O custo: mortos e prisioneiros – quase todas as manifestações resultaram em confrontos, roubos, chuva de gás lacrimogêneo e coquetéis Molotov, envolvendo os manifestantes e as forças de ordem, que se somam à violência exercida por milícias armadas de civis encapuzados. Há registros de 28 mortes, de acordo com informações da Procuradoria, que também informa sobre centenas de feridos e detidos por distúrbios e saques. “Essas ações de resistência em relação ao ditador (Maduro) têm um custo muito elevado: mortos e prisioneiros”, declarou o vice-presidente parlamentar Freddy Guevara, cujo partido Vontade Popular tem seu líder, Leopoldo López, encarcerado desde 2014.
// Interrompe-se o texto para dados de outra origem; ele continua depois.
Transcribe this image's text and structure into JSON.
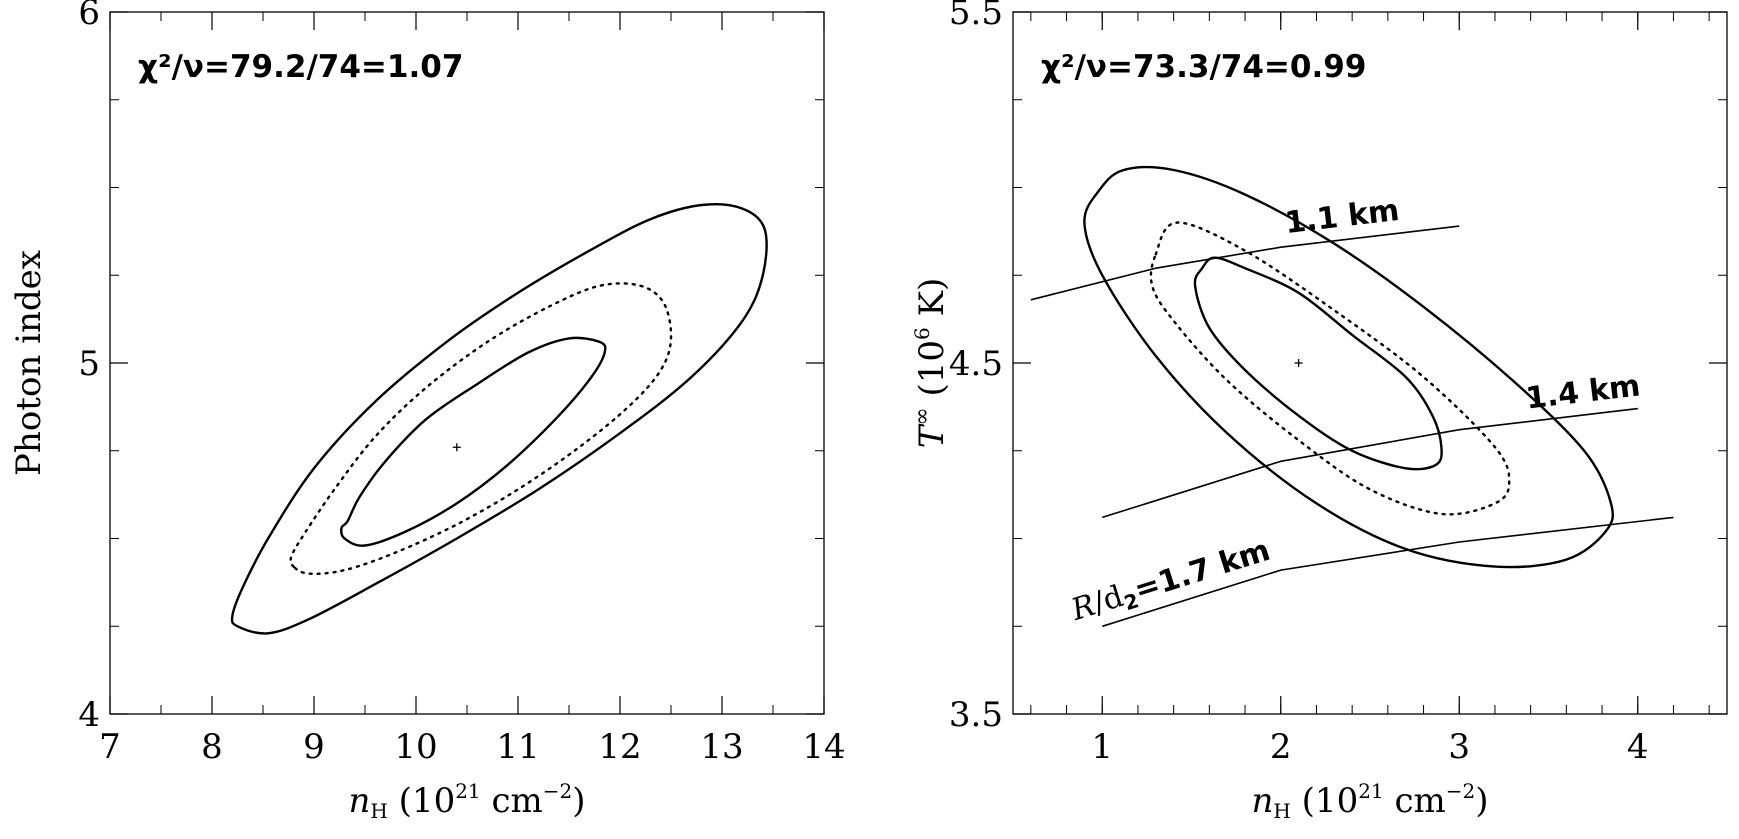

O futuro: negociações ou eleições – Maduro convidou a oposição a retomar o diálogo que estava congelado desde dezembro, chamando o papa Francisco para “acompanhar” essa discussão, mesmo após o fracasso da mediação do ano passado, sob auspício da Santa Sé. Para os analistas da consultoria Eurasia, “a oposição está mais unida em torno da estratégia de ir às ruas e mostra-se revigorada (...) As divisões existentes no chavismo provavelmente se aprofundaram, sobretudo perante as eleições regionais e presidenciais. As pressões vindas das ruas e da comunidade internacional têm o potencial de aumentar suas fissuras”, ressalta a consultoria. No curto prazo, os especialistas apostam em um pronunciamento do Executivo, em sinal de reconciliação, além da divulgação de uma data para as eleições regionais – que deveriam ter acontecido em dezembro e foram adiadas sem prazo final – e as eleições municipais previstas para esse ano. “Não acho possível que ocorram eleições gerais”, considerou o analista Carlos Raúl Hernández.